Make rice like normal and once it’s cooked throw in a pat of butter, a half a squeeze of lime, some cilantro and a good sprinkle of salt. I like to add in garlic powder too. For four people I made two and a half cups of rice and had a little bit left over.

Chicken:

I do about a half a chicken breast per person and then throw in another half if it’s a lot of guys. Coat the breasts with a mixture of chili powder, cumin, garlic powder and some oregano. Salt and pepper to top. Toss those babies on a hot skillet [grill is WAY better if it’s not freezing out].

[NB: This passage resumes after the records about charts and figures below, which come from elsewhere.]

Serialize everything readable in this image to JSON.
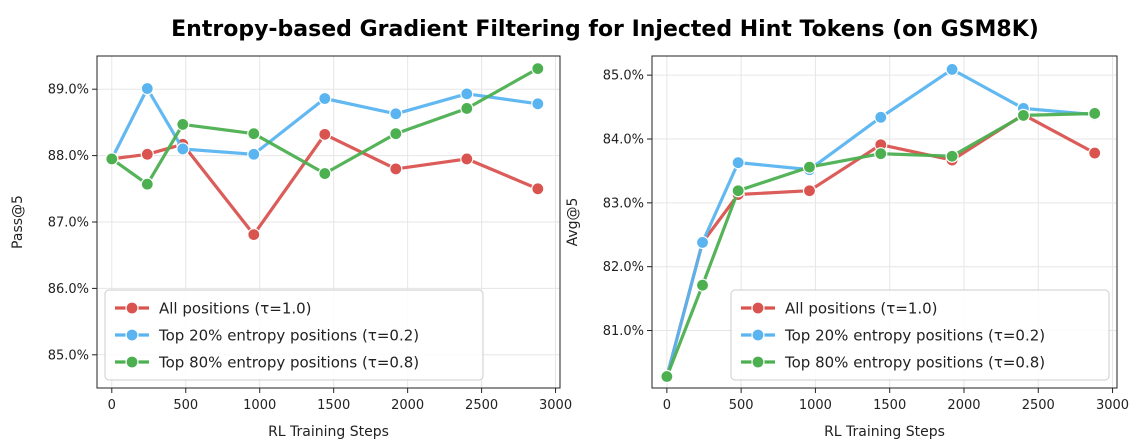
{
  "figure_title": "Entropy-based Gradient Filtering for Injected Hint Tokens (on GSM8K)",
  "colors": {
    "series_0": "#d9534f",
    "series_1": "#5ab4f0",
    "series_2": "#4caf50"
  },
  "chart_data": [
    {
      "type": "line",
      "title": "",
      "xlabel": "RL Training Steps",
      "ylabel": "Pass@5",
      "xlim": [
        -100,
        3030
      ],
      "ylim": [
        84.5,
        89.5
      ],
      "x_ticks": [
        0,
        500,
        1000,
        1500,
        2000,
        2500,
        3000
      ],
      "y_ticks": [
        85.0,
        86.0,
        87.0,
        88.0,
        89.0
      ],
      "y_tick_labels": [
        "85.0%",
        "86.0%",
        "87.0%",
        "88.0%",
        "89.0%"
      ],
      "grid": true,
      "legend_position": "lower-left",
      "x": [
        0,
        240,
        480,
        960,
        1440,
        1920,
        2400,
        2880
      ],
      "series": [
        {
          "name": "All positions (τ=1.0)",
          "values": [
            87.95,
            88.02,
            88.17,
            86.81,
            88.32,
            87.8,
            87.95,
            87.5
          ]
        },
        {
          "name": "Top 20% entropy positions (τ=0.2)",
          "values": [
            87.95,
            89.01,
            88.1,
            88.02,
            88.86,
            88.63,
            88.93,
            88.78
          ]
        },
        {
          "name": "Top 80% entropy positions (τ=0.8)",
          "values": [
            87.95,
            87.57,
            88.47,
            88.33,
            87.73,
            88.33,
            88.71,
            89.31
          ]
        }
      ]
    },
    {
      "type": "line",
      "title": "",
      "xlabel": "RL Training Steps",
      "ylabel": "Avg@5",
      "xlim": [
        -100,
        3030
      ],
      "ylim": [
        80.1,
        85.3
      ],
      "x_ticks": [
        0,
        500,
        1000,
        1500,
        2000,
        2500,
        3000
      ],
      "y_ticks": [
        81.0,
        82.0,
        83.0,
        84.0,
        85.0
      ],
      "y_tick_labels": [
        "81.0%",
        "82.0%",
        "83.0%",
        "84.0%",
        "85.0%"
      ],
      "grid": true,
      "legend_position": "lower-right",
      "x": [
        0,
        240,
        480,
        960,
        1440,
        1920,
        2400,
        2880
      ],
      "series": [
        {
          "name": "All positions (τ=1.0)",
          "values": [
            80.28,
            82.38,
            83.13,
            83.19,
            83.91,
            83.67,
            84.38,
            83.78
          ]
        },
        {
          "name": "Top 20% entropy positions (τ=0.2)",
          "values": [
            80.28,
            82.38,
            83.63,
            83.52,
            84.34,
            85.09,
            84.48,
            84.38
          ]
        },
        {
          "name": "Top 80% entropy positions (τ=0.8)",
          "values": [
            80.28,
            81.71,
            83.19,
            83.56,
            83.77,
            83.73,
            84.37,
            84.4
          ]
        }
      ]
    }
  ]
}
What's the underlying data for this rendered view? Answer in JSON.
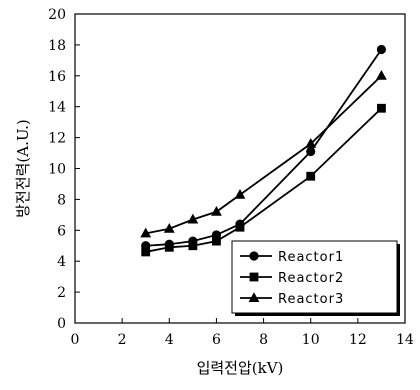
{
  "chart_data": {
    "type": "line",
    "title": "",
    "xlabel": "입력전압(kV)",
    "ylabel": "방전전력(A.U.)",
    "xlim": [
      0,
      14
    ],
    "ylim": [
      0,
      20
    ],
    "xticks": [
      0,
      2,
      4,
      6,
      8,
      10,
      12,
      14
    ],
    "yticks": [
      0,
      2,
      4,
      6,
      8,
      10,
      12,
      14,
      16,
      18,
      20
    ],
    "grid": false,
    "legend_position": "bottom-right",
    "series": [
      {
        "name": "Reactor1",
        "marker": "circle",
        "x": [
          3,
          4,
          5,
          6,
          7,
          10,
          13
        ],
        "y": [
          5.0,
          5.1,
          5.3,
          5.7,
          6.4,
          11.1,
          17.7
        ]
      },
      {
        "name": "Reactor2",
        "marker": "square",
        "x": [
          3,
          4,
          5,
          6,
          7,
          10,
          13
        ],
        "y": [
          4.6,
          4.9,
          5.0,
          5.3,
          6.2,
          9.5,
          13.9
        ]
      },
      {
        "name": "Reactor3",
        "marker": "triangle",
        "x": [
          3,
          4,
          5,
          6,
          7,
          10,
          13
        ],
        "y": [
          5.8,
          6.1,
          6.7,
          7.2,
          8.3,
          11.6,
          16.0
        ]
      }
    ]
  }
}
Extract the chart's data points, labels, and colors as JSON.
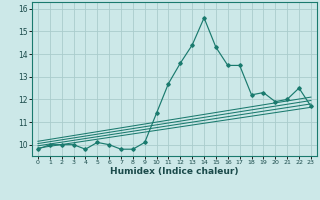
{
  "x": [
    0,
    1,
    2,
    3,
    4,
    5,
    6,
    7,
    8,
    9,
    10,
    11,
    12,
    13,
    14,
    15,
    16,
    17,
    18,
    19,
    20,
    21,
    22,
    23
  ],
  "main_y": [
    9.8,
    10.0,
    10.0,
    10.0,
    9.8,
    10.1,
    10.0,
    9.8,
    9.8,
    10.1,
    11.4,
    12.7,
    13.6,
    14.4,
    15.6,
    14.3,
    13.5,
    13.5,
    12.2,
    12.3,
    11.9,
    12.0,
    12.5,
    11.7
  ],
  "line_color": "#1a7a6e",
  "bg_color": "#cce8e8",
  "grid_color": "#aacccc",
  "xlabel": "Humidex (Indice chaleur)",
  "yticks": [
    10,
    11,
    12,
    13,
    14,
    15,
    16
  ],
  "xticks": [
    0,
    1,
    2,
    3,
    4,
    5,
    6,
    7,
    8,
    9,
    10,
    11,
    12,
    13,
    14,
    15,
    16,
    17,
    18,
    19,
    20,
    21,
    22,
    23
  ],
  "xlim": [
    -0.5,
    23.5
  ],
  "ylim": [
    9.5,
    16.3
  ],
  "trend_lines": [
    {
      "x0": 0,
      "y0": 9.85,
      "x1": 23,
      "y1": 11.65
    },
    {
      "x0": 0,
      "y0": 9.95,
      "x1": 23,
      "y1": 11.8
    },
    {
      "x0": 0,
      "y0": 10.05,
      "x1": 23,
      "y1": 11.95
    },
    {
      "x0": 0,
      "y0": 10.15,
      "x1": 23,
      "y1": 12.1
    }
  ]
}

*Note – you can do these in the crockpot and just have shredded chicken. I have done that before when I knew I wouldn’t have a lot of time to prep.

Toppings:

  • Bell peppers and onions, sliced and sautéed
  • Pico de gallo
    Chop tomatoes, white onions, jalapeno and cilantro. Toss with some lime juice and salt. Pico.de.gallo. Done
  • Shredded cheese [I like cheddar]
  • Sour cream, if you like it
  • Chopped romaine lettuce
  • Black beans [we love Kuner’s black beans with jalapeno. You can get them at Mariano’s in the Hispanic food aisle]
  • Salsa [if you are like me and don’t like pico]
  • Guacamole [follow my recipe here]
  • Hot sauce

Make all the pieces, plate them or put in serving bowls. Give everyone a bowl and let them fill to their liking! You can omit any toppings you don’t like or add in any you want. The original recipe I got this from doesn’t have sautéed onions and peppers, which is my favorite part. So I just added them in there.

The best part about this meal is that almost everything can be done ahead of time. So really you can just reheat the night of. And I don’t know about you, but on Friday night the last thing I want to do is be stuck in front of the stove forever like I was last Thursday. When I made risotto. And had to stir for 45 minutes. Shoot me.